Biden pointed out that unemployment is “the lowest it’s been in 50 years,” noted that gas prices are coming down, and called out oil companies for profiteering even as the price of crude oil has gone down. He noted that post-pandemic supply chains are running more smoothly, and took another shot at Trump, reminding the crowd that Trump planned so many “infrastructure weeks” that the term became a joke, while Biden and Congress actually passed a bipartisan bill — another of his “seriously, no joke” achievements:
Well, on my watch, we turned “Infrastructure Week” into the “Decade of Infrastructure,” […] a once-in-a-generation investment in our nation’s roads, highways, bridges, railroads, ports, airports, water systems, high-speed Internet.
And the American people are seeing the benefits of this economy that works for them.
Families have more net worth today than they did before the pandemic. Fewer families are behind on their mortgages, their credit card bills than they were before the pandemic. […]
More Americans have health insurance than before the pandemic.
And we’re doing everything we can to give folks just a bit — as my dad would say, just a little bit of breathing room.
After reviewing the healthcare savings in the Inflation Reduction Act — negotiated lower drug prices for Medicare, an annual $2,000 cap on out-of-pocket prescriptions for Medicare that starts next year, and the capping of Medicare co-pays for insulin at just $35 a month — Biden went on to note that for all Republicans’ rhetoric about the dangers of debts and deficits, the federal budget deficit actually fell by $1.4 trillion this year, and that the tax measures in the IRA are projected to further cut the deficit by another $250 billion in the coming decade.
Biden then warned that all those benefits and more would be wiped away if Republicans retake control of the government, noting House Minority Leader Kevin McCarthy’s vow to gut the Inflation Reduction Act.
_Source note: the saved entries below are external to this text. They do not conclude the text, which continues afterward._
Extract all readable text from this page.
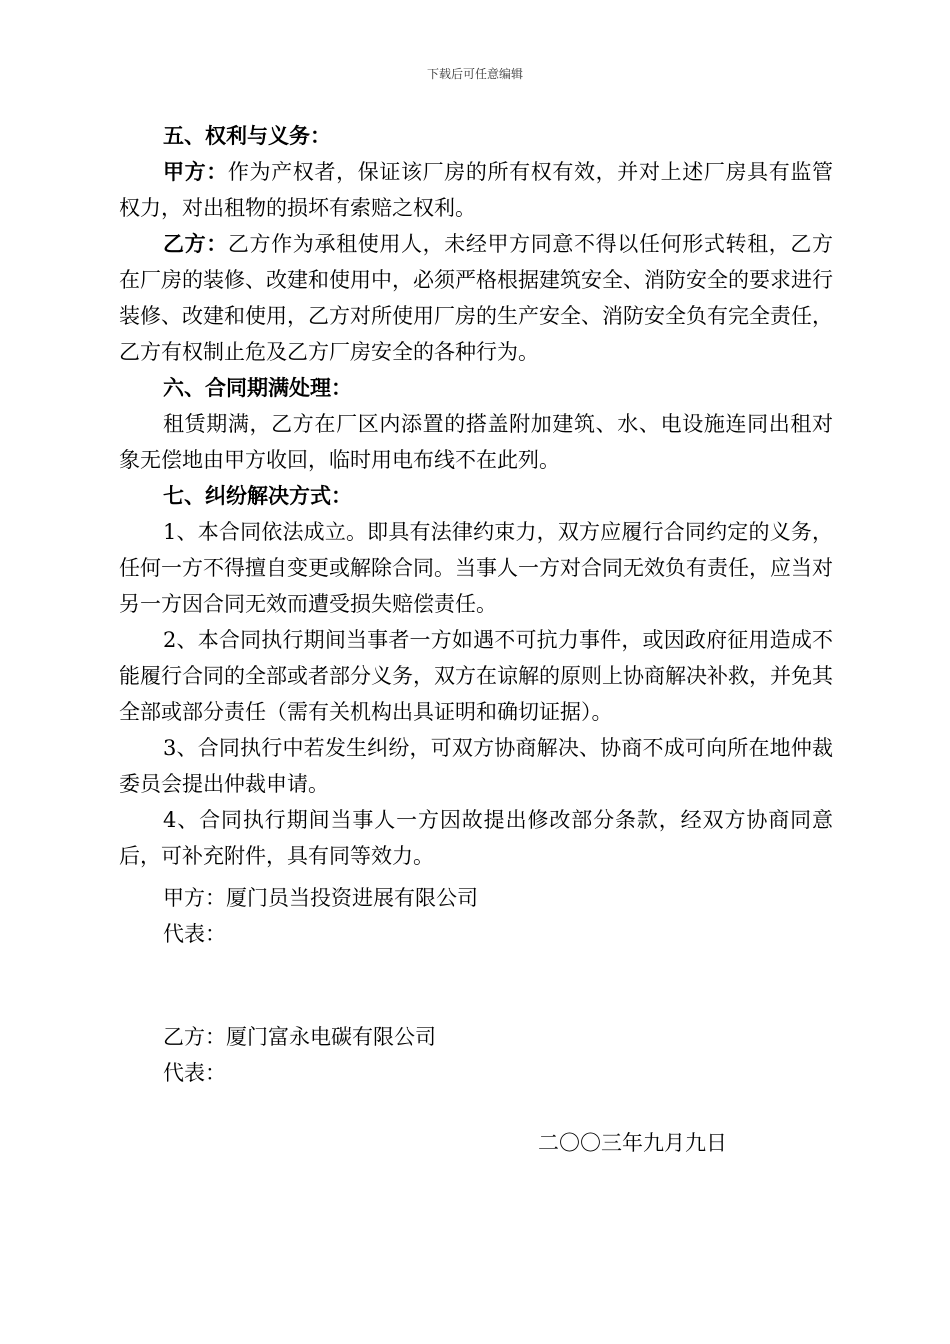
下载后可任意编辑

五、权利与义务：

甲方：作为产权者，保证该厂房的所有权有效，并对上述厂房具有监管权力，对出租物的损坏有索赔之权利。

乙方：乙方作为承租使用人，未经甲方同意不得以任何形式转租，乙方在厂房的装修、改建和使用中，必须严格根据建筑安全、消防安全的要求进行装修、改建和使用，乙方对所使用厂房的生产安全、消防安全负有完全责任，乙方有权制止危及乙方厂房安全的各种行为。

六、合同期满处理：

租赁期满，乙方在厂区内添置的搭盖附加建筑、水、电设施连同出租对象无偿地由甲方收回，临时用电布线不在此列。

七、纠纷解决方式：

1、本合同依法成立。即具有法律约束力，双方应履行合同约定的义务，任何一方不得擅自变更或解除合同。当事人一方对合同无效负有责任，应当对另一方因合同无效而遭受损失赔偿责任。

2、本合同执行期间当事者一方如遇不可抗力事件，或因政府征用造成不能履行合同的全部或者部分义务，双方在谅解的原则上协商解决补救，并免其全部或部分责任（需有关机构出具证明和确切证据）。

3、合同执行中若发生纠纷，可双方协商解决、协商不成可向所在地仲裁委员会提出仲裁申请。

4、合同执行期间当事人一方因故提出修改部分条款，经双方协商同意后，可补充附件，具有同等效力。

甲方：厦门员当投资进展有限公司

代表：

乙方：厦门富永电碳有限公司

代表：

二〇〇三年九月九日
Pointing out that Republicans have basically given up on having an actual platform, Biden said the GOP nonetheless has committed to getting rid of the prescription drug cap, the insulin savings, the negotiated drug prices, and for that matter the $800 per year in savings on insurance premiums for folks using Obamacare.
On top of that, he said, Republicans still want to repeal Obamacare and return us to the days of people losing their insurance for having pre-existing medical conditions.
Worse, Biden said, Republicans have already committed to cutting Social Security and Medicare.
Now it sounds like, you know, “What’s — there’s Biden. That’s a typical Democrat saying Republicans are after Social Security.” This is the one thing they’ve said out loud. (Laughter.) They’ve written it down on pieces of paper.
Somewhere, the Washington Post’s Glenn Kessler turned on his computer to write another “fact check” complaining that just because Republicans talk about policies that will endanger Social Security and Medicare, it’s somehow not a “plan” — besides, they say they don’t intend to eliminate either!
Biden closed with another upbeat assessment of US manufacturing, noting that whenever he talks to business interests, they agree that when the federal government invests in new tech and manufacturing — as with the CHIPS Act, and the IRA’s investments in clean energy — industry follows, and it’s good for both the economy and for national security.
And it creates jobs, and it creates industries. It demonstrates we’re all in this together. And that’s what today is all about. I’ve never — and I mean it sincerely — I’ve never been more optimistic in my life about America’s future. I mean it sincerely.
As a closing argument for the midterms, it was a pretty good speech. Time to get to work and keep the progress going, huh?